In the 1880s, the well-connected young Englishman William B. Close and his three brothers, having bought thousands of acres of northwest Iowa prairie, conceived the idea of enticing sons of Britain’s upper classes to pursue the life of the landed gentry on these fertile acres. “Yesterday a wilderness, today an empire”: their bizarre experiment, which created a colony for people “of the better class” who were not in line to inherit land but whose fathers would set them up in farming, flourished in Le Mars, Iowa (and later in Pipestone, Minnesota), with over five hundred youths having a go at farming. In Gentlemen on the Prairie, Curtis Harnack tells the remarkable story of this quite unusual chapter in the settling of the Midwest.    

 Many of these immigrants had no interest in American citizenship but enjoyed or endured the challenging adventure of remaining part of the empire while stranded on the plains. They didn’t mix socially with other Le Mars area residents but enjoyed such sports as horse racing, fox hunts, polo, and an annual derby followed by a glittering grand ball. Their pubs were named the House of Lords, the House of Commons, and Windsor Castle; the Prairie Club was a replica of a London gentlemen’s club, an opera house attracted traveling shows, and their principal hotel was Albion House. In St. George’s Episcopal Church, prayers were offered for the well-being of Queen Victoria.
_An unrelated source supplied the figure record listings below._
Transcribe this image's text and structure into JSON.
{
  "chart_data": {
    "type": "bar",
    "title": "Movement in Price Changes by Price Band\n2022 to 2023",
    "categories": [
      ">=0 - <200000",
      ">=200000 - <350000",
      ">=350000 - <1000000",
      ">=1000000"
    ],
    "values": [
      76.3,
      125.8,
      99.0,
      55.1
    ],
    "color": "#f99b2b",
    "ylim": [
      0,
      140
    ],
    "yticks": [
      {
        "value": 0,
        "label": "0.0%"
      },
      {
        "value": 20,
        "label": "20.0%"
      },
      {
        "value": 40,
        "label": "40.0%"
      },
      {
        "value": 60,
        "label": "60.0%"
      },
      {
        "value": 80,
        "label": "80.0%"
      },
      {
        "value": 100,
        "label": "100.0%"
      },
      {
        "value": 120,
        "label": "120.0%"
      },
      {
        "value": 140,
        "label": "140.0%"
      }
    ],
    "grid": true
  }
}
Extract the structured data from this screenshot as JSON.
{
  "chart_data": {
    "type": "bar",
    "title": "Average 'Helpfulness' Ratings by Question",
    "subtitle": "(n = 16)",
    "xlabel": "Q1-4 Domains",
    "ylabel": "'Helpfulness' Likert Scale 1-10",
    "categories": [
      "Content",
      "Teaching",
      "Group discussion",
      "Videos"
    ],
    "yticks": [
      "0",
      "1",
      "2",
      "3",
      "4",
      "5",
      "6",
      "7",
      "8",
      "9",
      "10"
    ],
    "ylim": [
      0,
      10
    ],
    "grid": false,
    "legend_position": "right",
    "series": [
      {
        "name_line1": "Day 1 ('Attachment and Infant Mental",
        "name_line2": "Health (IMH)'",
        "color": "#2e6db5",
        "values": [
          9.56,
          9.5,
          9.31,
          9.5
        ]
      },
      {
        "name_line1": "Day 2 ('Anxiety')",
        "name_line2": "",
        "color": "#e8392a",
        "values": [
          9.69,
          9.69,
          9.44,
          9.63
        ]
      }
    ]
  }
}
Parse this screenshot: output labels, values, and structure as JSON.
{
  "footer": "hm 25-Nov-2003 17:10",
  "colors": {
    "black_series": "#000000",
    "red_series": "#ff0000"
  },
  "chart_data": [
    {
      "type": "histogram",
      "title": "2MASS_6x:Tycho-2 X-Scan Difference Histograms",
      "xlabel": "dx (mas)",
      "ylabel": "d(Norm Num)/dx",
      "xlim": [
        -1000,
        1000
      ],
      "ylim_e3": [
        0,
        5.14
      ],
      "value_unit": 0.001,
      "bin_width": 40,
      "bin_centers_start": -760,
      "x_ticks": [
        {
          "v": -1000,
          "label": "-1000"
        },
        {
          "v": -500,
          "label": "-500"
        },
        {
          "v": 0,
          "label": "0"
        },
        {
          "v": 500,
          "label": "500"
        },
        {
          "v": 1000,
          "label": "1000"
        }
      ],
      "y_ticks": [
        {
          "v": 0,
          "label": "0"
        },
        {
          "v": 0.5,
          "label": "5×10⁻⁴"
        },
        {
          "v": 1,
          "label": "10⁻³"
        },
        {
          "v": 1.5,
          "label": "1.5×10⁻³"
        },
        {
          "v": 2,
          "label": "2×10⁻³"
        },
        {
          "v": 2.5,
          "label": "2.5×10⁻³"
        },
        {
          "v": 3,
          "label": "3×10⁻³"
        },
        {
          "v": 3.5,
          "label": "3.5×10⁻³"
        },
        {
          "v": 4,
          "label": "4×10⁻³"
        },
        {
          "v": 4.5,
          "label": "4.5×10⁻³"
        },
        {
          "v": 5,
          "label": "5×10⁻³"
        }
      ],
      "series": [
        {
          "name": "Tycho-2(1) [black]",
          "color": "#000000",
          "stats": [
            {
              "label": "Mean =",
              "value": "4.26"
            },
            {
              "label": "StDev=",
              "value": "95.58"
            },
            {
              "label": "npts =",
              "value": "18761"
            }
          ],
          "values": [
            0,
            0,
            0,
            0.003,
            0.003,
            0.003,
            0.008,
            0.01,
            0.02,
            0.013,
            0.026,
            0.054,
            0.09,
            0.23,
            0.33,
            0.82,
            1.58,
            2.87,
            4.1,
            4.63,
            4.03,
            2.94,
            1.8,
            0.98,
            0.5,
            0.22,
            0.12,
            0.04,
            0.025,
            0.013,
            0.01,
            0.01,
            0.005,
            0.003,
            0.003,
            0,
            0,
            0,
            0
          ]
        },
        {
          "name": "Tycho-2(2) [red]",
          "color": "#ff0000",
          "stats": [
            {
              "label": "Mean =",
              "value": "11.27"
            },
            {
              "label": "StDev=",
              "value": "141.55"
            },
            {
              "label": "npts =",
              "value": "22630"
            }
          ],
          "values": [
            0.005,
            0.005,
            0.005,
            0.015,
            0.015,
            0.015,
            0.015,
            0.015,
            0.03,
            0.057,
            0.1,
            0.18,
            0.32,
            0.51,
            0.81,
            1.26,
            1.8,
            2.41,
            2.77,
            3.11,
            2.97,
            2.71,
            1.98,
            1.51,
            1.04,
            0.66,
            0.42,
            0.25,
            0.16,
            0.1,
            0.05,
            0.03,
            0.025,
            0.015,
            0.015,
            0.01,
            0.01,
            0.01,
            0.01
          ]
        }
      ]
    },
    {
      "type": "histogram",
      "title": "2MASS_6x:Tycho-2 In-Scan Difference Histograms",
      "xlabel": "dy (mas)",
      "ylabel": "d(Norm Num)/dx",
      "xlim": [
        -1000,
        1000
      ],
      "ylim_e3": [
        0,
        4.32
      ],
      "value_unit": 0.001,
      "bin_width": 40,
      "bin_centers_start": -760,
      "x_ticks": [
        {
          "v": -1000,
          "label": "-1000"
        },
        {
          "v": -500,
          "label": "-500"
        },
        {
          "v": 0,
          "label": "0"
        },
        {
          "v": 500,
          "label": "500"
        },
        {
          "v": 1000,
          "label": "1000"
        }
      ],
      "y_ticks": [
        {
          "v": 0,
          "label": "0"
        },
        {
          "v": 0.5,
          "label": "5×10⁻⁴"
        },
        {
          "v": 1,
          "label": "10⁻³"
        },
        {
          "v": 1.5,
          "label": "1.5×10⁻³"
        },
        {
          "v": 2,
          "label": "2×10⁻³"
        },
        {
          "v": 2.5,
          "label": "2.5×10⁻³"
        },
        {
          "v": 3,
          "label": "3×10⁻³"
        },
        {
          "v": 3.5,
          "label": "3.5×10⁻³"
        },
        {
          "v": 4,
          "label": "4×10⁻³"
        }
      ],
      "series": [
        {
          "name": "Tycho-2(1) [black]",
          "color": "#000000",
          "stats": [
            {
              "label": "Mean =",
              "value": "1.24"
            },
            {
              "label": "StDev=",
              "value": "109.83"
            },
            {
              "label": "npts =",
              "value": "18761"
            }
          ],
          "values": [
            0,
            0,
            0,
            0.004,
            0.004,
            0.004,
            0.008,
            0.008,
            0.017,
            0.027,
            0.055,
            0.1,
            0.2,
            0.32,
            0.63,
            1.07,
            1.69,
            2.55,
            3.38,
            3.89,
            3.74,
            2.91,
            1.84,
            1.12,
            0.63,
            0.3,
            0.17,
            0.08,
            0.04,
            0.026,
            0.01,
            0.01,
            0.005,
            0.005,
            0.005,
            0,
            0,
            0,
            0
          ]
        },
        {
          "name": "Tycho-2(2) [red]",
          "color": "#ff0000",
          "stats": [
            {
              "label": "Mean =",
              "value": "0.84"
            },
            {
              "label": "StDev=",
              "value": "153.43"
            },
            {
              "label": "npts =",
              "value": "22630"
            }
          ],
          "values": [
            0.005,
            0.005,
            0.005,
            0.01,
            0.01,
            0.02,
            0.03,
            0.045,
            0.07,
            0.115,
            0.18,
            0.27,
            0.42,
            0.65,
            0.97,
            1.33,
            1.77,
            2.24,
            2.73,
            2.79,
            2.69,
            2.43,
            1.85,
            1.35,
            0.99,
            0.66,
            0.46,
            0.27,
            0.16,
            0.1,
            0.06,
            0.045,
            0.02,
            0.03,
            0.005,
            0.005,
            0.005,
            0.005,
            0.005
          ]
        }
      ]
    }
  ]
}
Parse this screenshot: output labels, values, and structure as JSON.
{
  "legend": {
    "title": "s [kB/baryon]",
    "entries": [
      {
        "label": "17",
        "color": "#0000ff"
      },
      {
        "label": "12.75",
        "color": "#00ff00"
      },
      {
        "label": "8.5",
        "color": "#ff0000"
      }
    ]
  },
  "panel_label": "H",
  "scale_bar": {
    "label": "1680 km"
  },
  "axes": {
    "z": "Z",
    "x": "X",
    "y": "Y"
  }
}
Problems soon surfaced, however, even for these well-heeled aristocrats. The chief problem was farm labor; there was no native population to exploit, and immigrant workers soon bought their own land. Although sisters might visit the colonists and sometimes marry one of them, appropriate female companionship was scarce. The climate was brutal in its extremes, and many colonists soon sold their acres at a profit and moved to countries affiliated with Britain. When the financial depression in the early 1890s lowered land values and made agriculture less profitable, the colony collapsed. Harnack skillfully draws upon the founder’s “Prairie Journal,” company ledgers, and other records to create an engaging, engrossing story of this quixotic pioneering experiment.